Dechert’s private credit and asset-backed finance (ABF) team returned to Las Vegas from February 23–26 for SFVegas 2026, the structured finance industry’s annual cannot-miss event. Although what happens in Vegas is supposed to stay in Vegas, here are a few highlights fit for print:

Private Credit in the Public Eye (Again)

If there was any doubt, SFVegas 2026 confirmed that private credit is no longer “emerging” – it is firmly embedded in the market. What was once a hot topic has become a dominant theme across panels.

Panels on bespoke financing solutions were packed. A standout was “Collateralized Funding Obligations in Focus,” moderated by Dechert’s John Timperio. Just a few years ago, CFOs were niche; this year, they were front and center, reflecting how quickly the market has scaled.

Meanwhile, private credit investment in ABF remains a hot topic, with numerous asset managers looking to either enter the ABF space for the first time or increase their investment in ABF in terms of both volume and variety of asset classes.

Insurance capital continues to fuel this growth, with insurers increasingly leaning into structured products to generate yield and diversify portfolios. With that influx comes greater structural creativity – and, unsurprisingly, more complexity. Market participants appear comfortable with the tradeoff, as innovation continues to outpace standardization. The consensus view was clear: private credit’s role in structured finance is only getting bigger.

AI Mania (With Real Use Cases and Fewer Buzzwords)

Artificial intelligence was everywhere – this time with fewer buzzwords and more practical applications. Panels and hallway conversations focused on how participants are deploying AI, not just theorizing about it.

From analyzing loan tapes in seconds to accelerating document review and flagging risk patterns, firms are embedding AI into their workflows. The result: faster diligence, better structuring and more efficient management of increasingly complex transactions.

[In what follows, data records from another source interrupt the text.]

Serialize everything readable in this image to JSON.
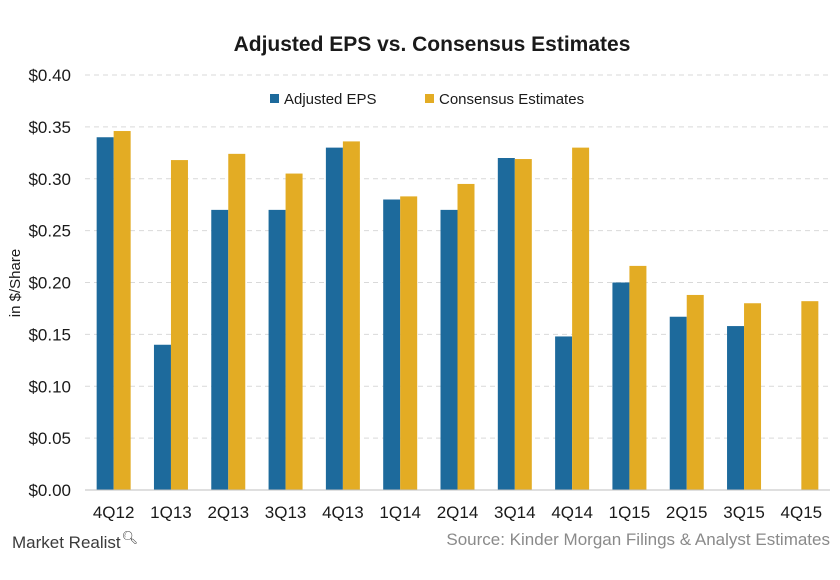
{
  "footer": {
    "brand": "Market Realist",
    "brand_icon": "magnifier-icon",
    "source": "Source: Kinder Morgan Filings & Analyst Estimates"
  },
  "chart_data": {
    "type": "bar",
    "title": "Adjusted EPS vs. Consensus Estimates",
    "ylabel": "in $/Share",
    "xlabel": "",
    "ylim": [
      0,
      0.4
    ],
    "yticks": [
      "$0.00",
      "$0.05",
      "$0.10",
      "$0.15",
      "$0.20",
      "$0.25",
      "$0.30",
      "$0.35",
      "$0.40"
    ],
    "ytick_values": [
      0,
      0.05,
      0.1,
      0.15,
      0.2,
      0.25,
      0.3,
      0.35,
      0.4
    ],
    "grid": true,
    "legend_position": "top-center",
    "categories": [
      "4Q12",
      "1Q13",
      "2Q13",
      "3Q13",
      "4Q13",
      "1Q14",
      "2Q14",
      "3Q14",
      "4Q14",
      "1Q15",
      "2Q15",
      "3Q15",
      "4Q15"
    ],
    "series": [
      {
        "name": "Adjusted EPS",
        "color": "#1d6a9c",
        "values": [
          0.34,
          0.14,
          0.27,
          0.27,
          0.33,
          0.28,
          0.27,
          0.32,
          0.148,
          0.2,
          0.167,
          0.158,
          null
        ]
      },
      {
        "name": "Consensus Estimates",
        "color": "#e3ac24",
        "values": [
          0.346,
          0.318,
          0.324,
          0.305,
          0.336,
          0.283,
          0.295,
          0.319,
          0.33,
          0.216,
          0.188,
          0.18,
          0.182
        ]
      }
    ]
  }
}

That said, legal and regulatory questions are still catching up. Issues around model governance, data integrity and liability remain in play, ensuring that while AI may streamline execution, it will not replace lawyers any time soon.

A Quick Reality Check

The conference glow was set against a more sober backdrop. In the weeks leading up to SFVegas, attention was on rising default risk, particularly among leveraged and rate-sensitive borrowers. In the software space, where private credit exposure is significant, concerns around disruptions have driven redemption pressure across private credit vehicles, while in the consumer finance space, consumer financial health was a topic of conversation given rising delinquency rates in certain asset classes where subprime borrowers are particularly sensitive to rising living costs. Against that backdrop, the constructive tone in Las Vegas was measured. Optimism remains, but with a sharper focus on credit quality, liquidity, downside protection, diversification and reserves.

Closing Thoughts

SFVegas 2026 delivered what it always does: a concentrated burst of dealmaking, trendspotting and industry convergence. The mood remained constructive, pipelines appeared active and attendees returned home with lighter wallets, heavier inboxes and a renewed sense that the structured finance machine is very much up and running.

Of course, the world has not stood still since participants left Las Vegas. The outbreak and escalation of the Iran conflict introduced a new layer of uncertainty. Rising oil prices, market volatility and geopolitical risk are already weighing on market sentiment, with investors reassessing near-term risk. Whether the momentum from SFVegas continues may depend less on what happened in Vegas – and more on what happens next in the world.